John Freeborn: 1919-2010
In a 2004 interview, an RAF hero recalled encounters with friends and enemies during the Battle of Britain.
- By Gavin Mortimer
- AirSpaceMag.com, September 03, 2010
Courtesy John Freeborn
(Page 2 of 2)
I didn’t give a damn about them, though of course I respected their flying skills. They had some good pilots. But they were Germans and they had to go. I sometimes gave pilots who had bailed out a little scare by firing close to their parachutes. It made me so angry to see the Luftwaffe dropping bombs on London, so I did what I could to prevent it. But of course, bombing civilians is the right way to win a war, not killing soldiers.
Describe your first kill.
It was a Messerschmitt 109. As soon as he saw me, he pushed his stick forward, which we [Spitfire pilots] couldn’t do because the engine would stop. So instead I rolled, went through some cloud, and came out behind him. I gave him a squirt or two and down he went straight into the cottage of an old farmer who was out plowing his fields. And I can see to this day the farmer standing there shaking his fist at me.

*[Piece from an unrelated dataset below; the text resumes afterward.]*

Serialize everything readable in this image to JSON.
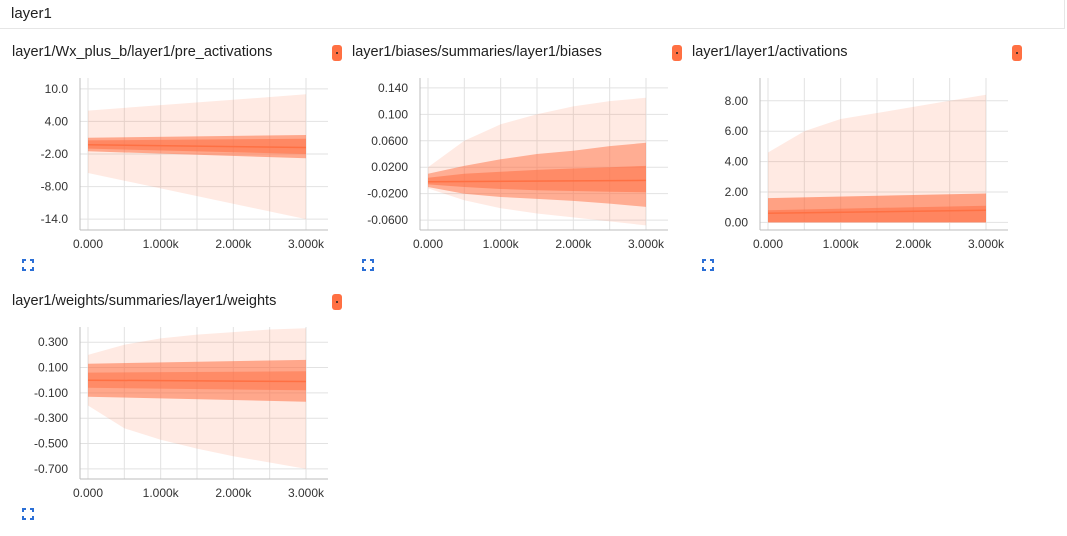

An image has grown over time of Battle of Britain pilots always in the pub chasing girls when not on duty. True?
We chased the girls all right, but we didn’t get paid enough to be in the pub every night. That’s the reason I never liked [Prime Minister Winston] Churchill; he refused to give us more money than the 14 shillings and tuppence a week. Nor was it true that all the pilots came from privileged backgrounds and went to private schools. We were a mix.
How did you relax off duty?
We played cards, and when we were stationed at Gravesend [in northwest Kent] we were billeted in Cobham Hall, this wonderful house that had once belonged to a wealthy family of aristocrats. They had a big library so we were allowed to borrow their books. But what we loved doing most of all was shooting the pheasants in the grounds of the hall.
What was the secret to successful night flying?
First, you had to have the feel of the airplane and the airplane had to have the feel of you. Landing was always the trickiest part of night flying. You’d come down watching your altimeter and your speed, then you’d see the glim lamps [marking the runway] because there wasn’t much else to see at West Malling [airfield]. Then the wheels come down, reduce speed to about 90 mph, close the throttle, and drop to the ground. Luckily the Spitfire behaved itself very well.
What made a good Spitfire pilot?
Practicing all the time. Sounds daft, but it was hard to get some blokes to practice. I used to tell them, “Get in the air,” but they didn’t want to. But luck came into it, too, particularly in shooting down the enemy. That’s why it didn’t bother me, or anyone else in the squadron, if you weren’t successful during a sortie. You could only do what you could do.
Any other memories that stand out?
It was May 1941 and one of the squadron, Roger Boulding, shot down a Heinkel during a heavy air raid, and it came down intact quite close to West Malling. So the next day we went round to see what we could pinch. Roger took the dingy and I went for the camera that the Heinkel had. I was busy with a hammer and chisel trying to pry it off when I felt a tap on the shoulder. I turned round and said to this fellow, “What do you want?” He explained that he was a flight sergeant from Farnborough sent to retrieve the aircraft for further examination. I told him he was too late, to which he replied: “Hasn’t it occurred to you that the Germans might have put a small explosive charge in the sight to surprise souvenir hunters like you?” I let him have the thing!